A simple experiment illustrating the calculation of elevation profiles along arbitrary line segments using a combination of GRASS and R. Fractal dimension was calculated for each profile by spectral decomposition (FFT), as suggested in (Davis, 2002). Note that the elevation profiles are calculated in a rather non-standard way, as elevation is plotted against **3D** distance along the original line segment. This means that resulting transect **length** calculations are sensitive to the resolution of the raster (or distance between sample points), across a rough surface: i.e. smaller grid spacing will result in a longer effective (3D) transect length.

**References**

- Davis, J.C. Statistics and Data Analysis in Geology John Wiley and Sons, 2002

**Sample profile creation I: **Vector representation of 2 transects performed by an adventurous soil scientist near McCabe Canyon, Pinnacles National Monument.

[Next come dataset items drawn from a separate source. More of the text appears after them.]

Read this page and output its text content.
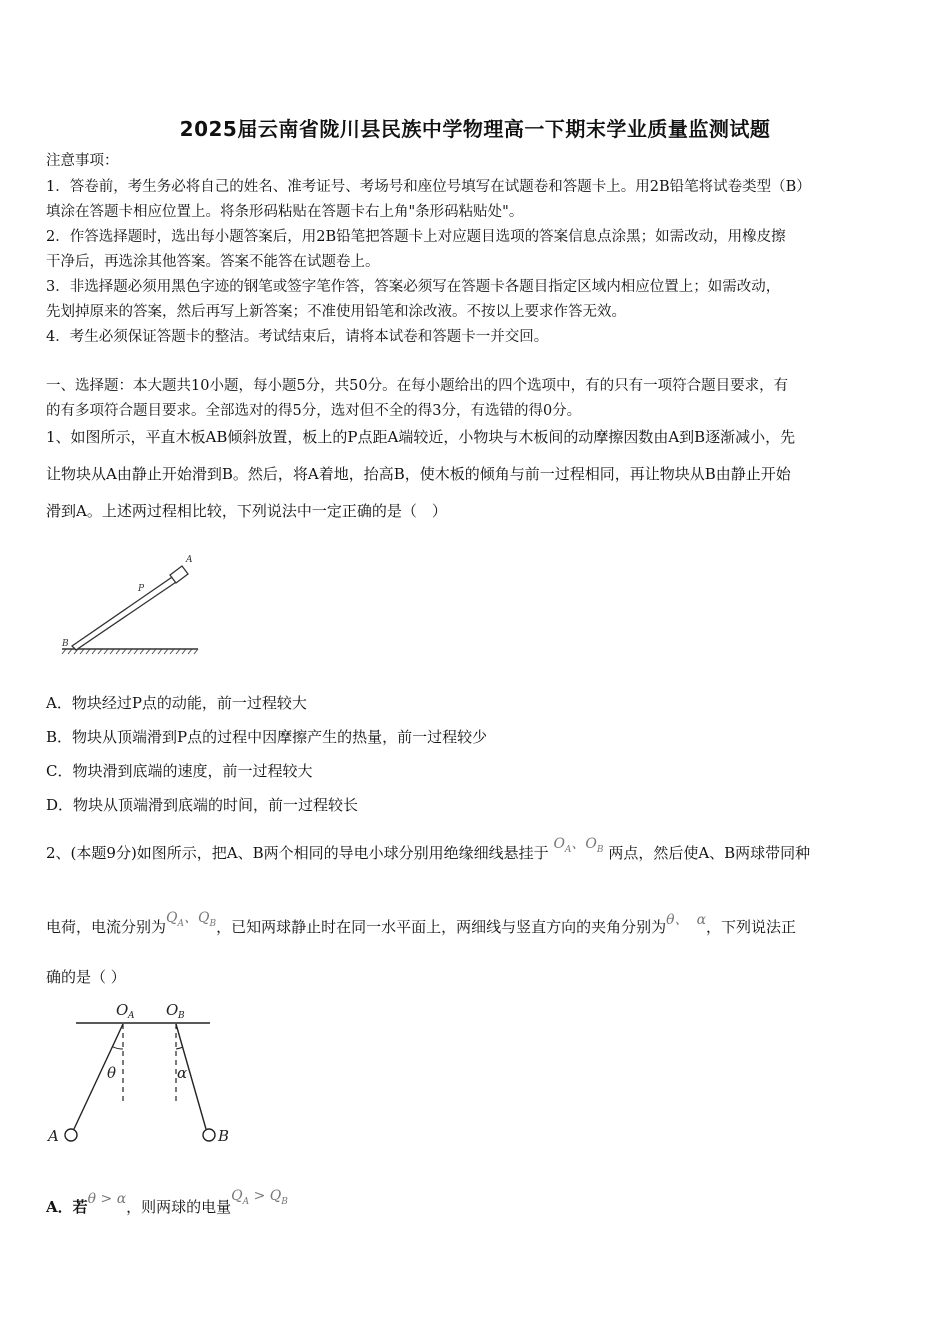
2025届云南省陇川县民族中学物理高一下期末学业质量监测试题
注意事项：
1．答卷前，考生务必将自己的姓名、准考证号、考场号和座位号填写在试题卷和答题卡上。用2B铅笔将试卷类型（B）
填涂在答题卡相应位置上。将条形码粘贴在答题卡右上角"条形码粘贴处"。
2．作答选择题时，选出每小题答案后，用2B铅笔把答题卡上对应题目选项的答案信息点涂黑；如需改动，用橡皮擦
干净后，再选涂其他答案。答案不能答在试题卷上。
3．非选择题必须用黑色字迹的钢笔或签字笔作答，答案必须写在答题卡各题目指定区域内相应位置上；如需改动，
先划掉原来的答案，然后再写上新答案；不准使用铅笔和涂改液。不按以上要求作答无效。
4．考生必须保证答题卡的整洁。考试结束后，请将本试卷和答题卡一并交回。
一、选择题：本大题共10小题，每小题5分，共50分。在每小题给出的四个选项中，有的只有一项符合题目要求，有
的有多项符合题目要求。全部选对的得5分，选对但不全的得3分，有选错的得0分。
1、如图所示，平直木板AB倾斜放置，板上的P点距A端较近，小物块与木板间的动摩擦因数由A到B逐渐减小，先
让物块从A由静止开始滑到B。然后，将A着地，抬高B，使木板的倾角与前一过程相同，再让物块从B由静止开始
滑到A。上述两过程相比较，下列说法中一定正确的是（　）
A
P
B
A．物块经过P点的动能，前一过程较大
B．物块从顶端滑到P点的过程中因摩擦产生的热量，前一过程较少
C．物块滑到底端的速度，前一过程较大
D．物块从顶端滑到底端的时间，前一过程较长
2、(本题9分)如图所示，把A、B两个相同的导电小球分别用绝缘细线悬挂于 $O_A$、$O_B$ 两点，然后使A、B两球带同种
电荷，电流分别为$Q_A$、$Q_B$，已知两球静止时在同一水平面上，两细线与竖直方向的夹角分别为θ、 α，下列说法正
确的是（ ）
O A O B
θ	α
A	B
A．若θ > α，则两球的电量$Q_A > Q_B$
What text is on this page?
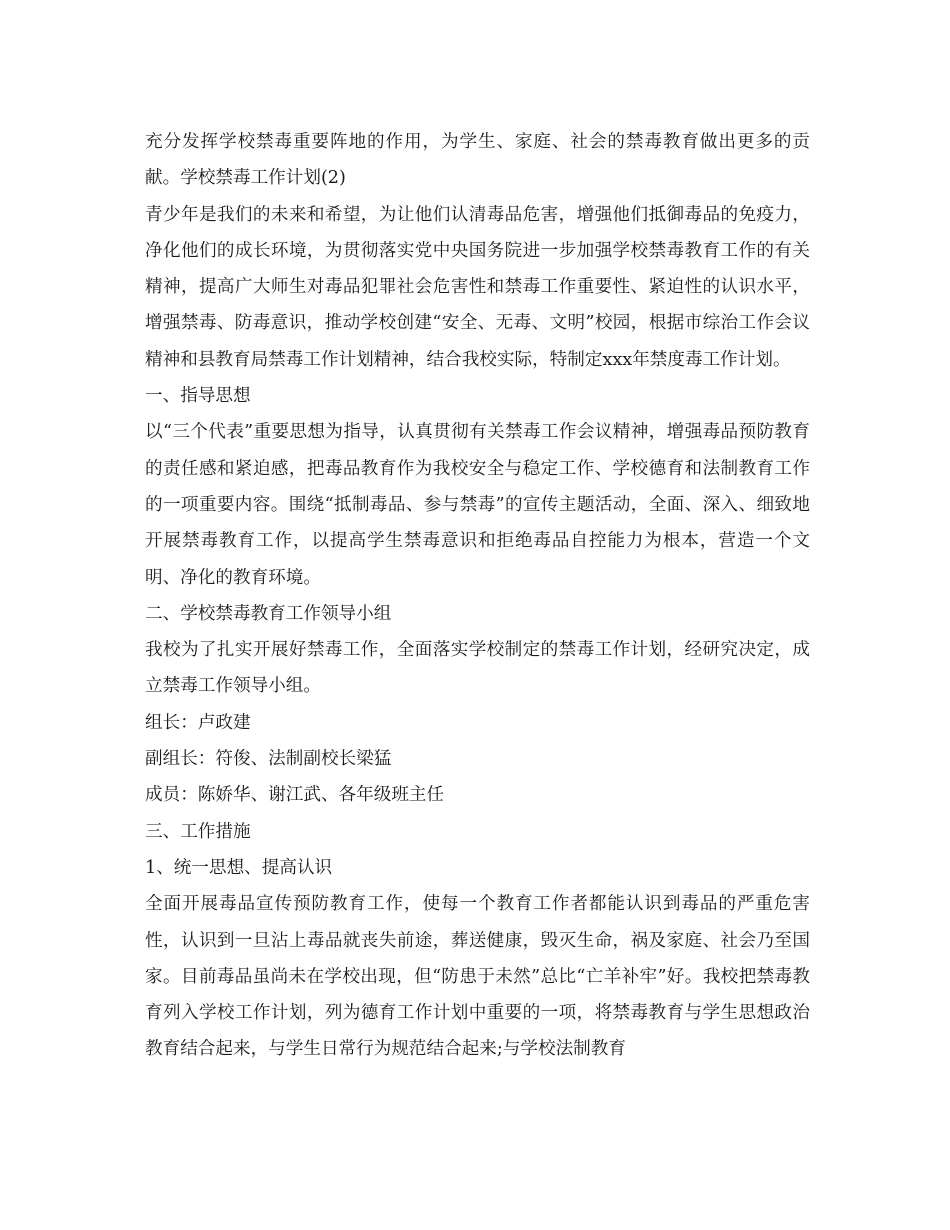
充分发挥学校禁毒重要阵地的作用，为学生、家庭、社会的禁毒教育做出更多的贡献。学校禁毒工作计划(2)

青少年是我们的未来和希望，为让他们认清毒品危害，增强他们抵御毒品的免疫力，净化他们的成长环境，为贯彻落实党中央国务院进一步加强学校禁毒教育工作的有关精神，提高广大师生对毒品犯罪社会危害性和禁毒工作重要性、紧迫性的认识水平，增强禁毒、防毒意识，推动学校创建“安全、无毒、文明”校园，根据市综治工作会议精神和县教育局禁毒工作计划精神，结合我校实际，特制定xxx年禁度毒工作计划。

一、指导思想

以“三个代表”重要思想为指导，认真贯彻有关禁毒工作会议精神，增强毒品预防教育的责任感和紧迫感，把毒品教育作为我校安全与稳定工作、学校德育和法制教育工作的一项重要内容。围绕“抵制毒品、参与禁毒”的宣传主题活动，全面、深入、细致地开展禁毒教育工作，以提高学生禁毒意识和拒绝毒品自控能力为根本，营造一个文明、净化的教育环境。

二、学校禁毒教育工作领导小组

我校为了扎实开展好禁毒工作，全面落实学校制定的禁毒工作计划，经研究决定，成立禁毒工作领导小组。

组长：卢政建

副组长：符俊、法制副校长梁猛

成员：陈娇华、谢江武、各年级班主任

三、工作措施

1、统一思想、提高认识

全面开展毒品宣传预防教育工作，使每一个教育工作者都能认识到毒品的严重危害性，认识到一旦沾上毒品就丧失前途，葬送健康，毁灭生命，祸及家庭、社会乃至国家。目前毒品虽尚未在学校出现，但“防患于未然”总比“亡羊补牢”好。我校把禁毒教育列入学校工作计划，列为德育工作计划中重要的一项，将禁毒教育与学生思想政治教育结合起来，与学生日常行为规范结合起来;与学校法制教育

**Create 2 profiles in GRASS**

# digitize some new lines in an area of interest

v.digit -n map=valley bgcmd="d.rast elev_meters"

v.digit -n map=mtns bgcmd="d.rast elev_meters"

# convert to points

v.to.points -i -v -t in=valley out=valley_pts type=line dmax=50

v.to.points -i -v -t in=mtns out=mtns_pts type=line dmax=50

# set resolution to match DEM

g.region -pa res=4

# extract elevation at each point

v.drape in=valley_pts out=valley_pts_3d type=point rast=elev_4m method=cubic

v.drape in=mtns_pts out=mtns_pts_3d type=point rast=elev_4m method=cubic

# export to text files

v.out.ascii valley_pts_3d > valley_pts_3d.txt

v.out.ascii mtns_pts_3d > mtns_pts_3d.txt

# start R

R

**Sample profile creation II: **Elevation profiles for the paths taken by the soil scientist here.

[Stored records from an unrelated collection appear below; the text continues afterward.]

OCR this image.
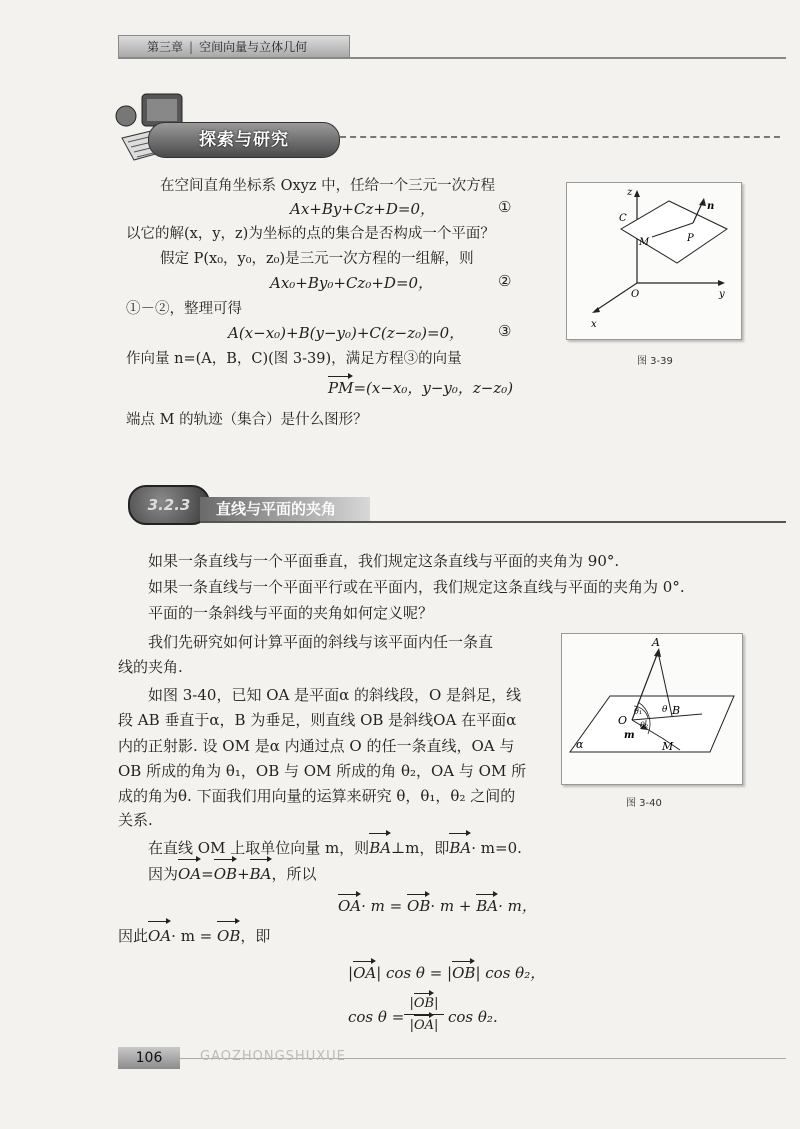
第三章 | 空间向量与立体几何
探索与研究
在空间直角坐标系 Oxyz 中，任给一个三元一次方程
Ax+By+Cz+D=0，	①
以它的解(x，y，z)为坐标的点的集合是否构成一个平面？
假定 P(x₀，y₀，z₀)是三元一次方程的一组解，则
Ax₀+By₀+Cz₀+D=0，	②
①－②，整理可得
A(x−x₀)+B(y−y₀)+C(z−z₀)=0， ③
作向量 n=(A，B，C)(图 3-39)，满足方程③的向量
PM=(x−x₀，y−y₀，z−z₀)
端点 M 的轨迹（集合）是什么图形？
z
C
n
M	P
O	y
x
图 3-39
3.2.3	直线与平面的夹角
如果一条直线与一个平面垂直，我们规定这条直线与平面的夹角为 90°.
如果一条直线与一个平面平行或在平面内，我们规定这条直线与平面的夹角为 0°.
平面的一条斜线与平面的夹角如何定义呢？
我们先研究如何计算平面的斜线与该平面内任一条直
线的夹角.
如图 3-40，已知 OA 是平面α 的斜线段，O 是斜足，线
段 AB 垂直于α，B 为垂足，则直线 OB 是斜线OA 在平面α
内的正射影. 设 OM 是α 内通过点 O 的任一条直线，OA 与
OB 所成的角为 θ₁，OB 与 OM 所成的角 θ₂，OA 与 OM 所
成的角为θ. 下面我们用向量的运算来研究 θ，θ₁，θ₂ 之间的
关系.
在直线 OM 上取单位向量 m，则BA⊥m，即BA· m=0.
因为OA=OB+BA，所以
OA· m = OB· m + BA· m，
因此OA· m = OB，即
|OA| cos θ = |OB| cos θ₂，
cos θ =
|OB|
|OA| cos θ₂.
A
O
B
θ
θ₁
θ₂
m
M
α
图 3-40
106	GAOZHONGSHUXUE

**Process profile data, and plot in R**

# read in the data, note that there is no header, and the columns are pipe delimited

valley <- read.table('valley_pts_3d.txt', header=F, sep="|", col.names=c('easting','northing','elev','f'))

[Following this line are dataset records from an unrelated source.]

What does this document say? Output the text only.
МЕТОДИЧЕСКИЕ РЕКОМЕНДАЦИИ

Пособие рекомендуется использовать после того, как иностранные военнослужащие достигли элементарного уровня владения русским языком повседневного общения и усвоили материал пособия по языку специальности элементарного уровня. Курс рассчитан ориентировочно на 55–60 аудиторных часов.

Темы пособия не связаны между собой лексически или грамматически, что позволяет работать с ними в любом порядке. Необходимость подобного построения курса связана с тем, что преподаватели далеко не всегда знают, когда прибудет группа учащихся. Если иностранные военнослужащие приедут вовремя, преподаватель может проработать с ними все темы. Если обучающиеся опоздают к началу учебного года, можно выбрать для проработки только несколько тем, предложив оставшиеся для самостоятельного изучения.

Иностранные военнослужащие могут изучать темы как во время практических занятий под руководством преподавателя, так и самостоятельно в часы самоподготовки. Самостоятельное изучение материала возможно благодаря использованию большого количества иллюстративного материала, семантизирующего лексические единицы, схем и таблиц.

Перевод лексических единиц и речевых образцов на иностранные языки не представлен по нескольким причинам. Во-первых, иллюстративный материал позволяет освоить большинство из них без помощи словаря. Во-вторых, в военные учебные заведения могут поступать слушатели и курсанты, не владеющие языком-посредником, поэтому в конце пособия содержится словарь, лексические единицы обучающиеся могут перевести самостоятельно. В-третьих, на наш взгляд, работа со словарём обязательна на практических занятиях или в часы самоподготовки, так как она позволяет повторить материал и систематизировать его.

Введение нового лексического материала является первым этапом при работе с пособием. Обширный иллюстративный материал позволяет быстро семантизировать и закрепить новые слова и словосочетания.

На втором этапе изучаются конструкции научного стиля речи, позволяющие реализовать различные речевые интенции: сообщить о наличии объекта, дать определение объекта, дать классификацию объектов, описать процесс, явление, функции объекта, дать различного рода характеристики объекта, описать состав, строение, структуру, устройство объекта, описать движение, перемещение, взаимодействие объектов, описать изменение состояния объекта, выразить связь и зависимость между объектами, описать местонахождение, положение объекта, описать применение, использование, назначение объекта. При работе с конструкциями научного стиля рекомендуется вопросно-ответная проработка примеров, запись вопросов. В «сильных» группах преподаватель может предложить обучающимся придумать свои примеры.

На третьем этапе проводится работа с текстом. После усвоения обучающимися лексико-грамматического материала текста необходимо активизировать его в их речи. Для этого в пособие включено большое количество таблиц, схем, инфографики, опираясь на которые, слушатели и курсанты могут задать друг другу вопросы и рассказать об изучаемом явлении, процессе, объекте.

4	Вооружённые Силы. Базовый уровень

mtns <- read.table('mtns_pts_3d.txt', header=F, sep="|", col.names=c('easting','northing','elev','f'))

# compute the length minus 1 ; i.e. the number of points - 1

# use for the lagged distance calculation

s.valley <- length(valley$easting) - 1

s.mtns <- length(mtns$easting) - 1

# calculate the lagged distance along each component of the 3D vector

dx.valley <- valley$easting[2:(s.valley+1)] - valley$easting[1:s.valley]

dy.valley <- valley$northing[2:(s.valley+1)] - valley$northing[1:s.valley]

dz.valley <- valley$elev[2:(s.valley+1)] - valley$elev[1:s.valley]

dx.mtns <- mtns$easting[2:(s.mtns+1)] - mtns$easting[1:s.mtns]

dy.mtns <- mtns$northing[2:(s.mtns+1)] - mtns$northing[1:s.mtns]

dz.mtns <- mtns$elev[2:(s.mtns+1)] - mtns$elev[1:s.mtns]

# combine the vector components

# 3D distance formula

c.valley <- sqrt( dx.valley^2 + dy.valley^2 + dz.valley^2)

c.mtns <- sqrt( dx.mtns^2 + dy.mtns^2 + dz.mtns^2)

# create the cumulative distance along line:

dist.valley <- cumsum(c.valley[1:s.valley])

dist.mtns <- cumsum(c.mtns[1:s.mtns])

# plot the results

par(mfrow=c(2,1))

plot(dist.valley, valley$elev[1:s.valley], type='l', xlab='Distance from start (m)', ylab='Elevation (m)', main='Profile')

plot(dist.mtns, mtns$elev[1:s.mtns], type='l', xlab='Distance from start (m)', ylab='Elevation (m)', main='Profile')

**Sample profile creation III: **Spectral decomposition (by FFT) for each profile.

**Compute fractal dimension of each transect by FFT**

#compute the fractal dimension via [1]

s.valley <- spectrum(valley$elev[1:s.valley])

s.mtns <- spectrum(mtns$elev[1:s.mtns])

# compute linear model of log(power) ~ log(1/frequency)

# use the slope estimate in [2]

# first define the model formuals: for plotting and for lm()

fm.valley <- log(s.valley$spec) ~ log(1/s.valley$freq)

fm.mtns <- log(s.mtns$spec) ~ log(1/s.mtns$freq)

# next compute the least-squares regression lines via lm()

lm.valley <- lm(fm.valley)

lm.mtns <- lm(fm.mtns)

# extract the slope of each regression line:

slope.valley <- coef(lm.valley)[2]

slope.mtns <- coef(lm.mtns)[2]

# compute Df - the fractal dimension from [3]

Df.valley <- (5 - slope.valley) / 2

Df.mtns <- (5 - slope.mtns) / 2

# plot the figures

plot(fm.valley, main=paste("Valley Profile\nFractal Dimension: ", round(Df.valley,3), sep=''), xlab='Log(1/frequency)', ylab='Log(Power)' )

abline(lm.valley)

plot(fm.mtns, main=paste("Mountain Profile\nFractal Dimension: ", round(Df.mtns,3), sep=''), xlab='Log(1/frequency)', ylab='Log(Power)')

abline(lm.mtns)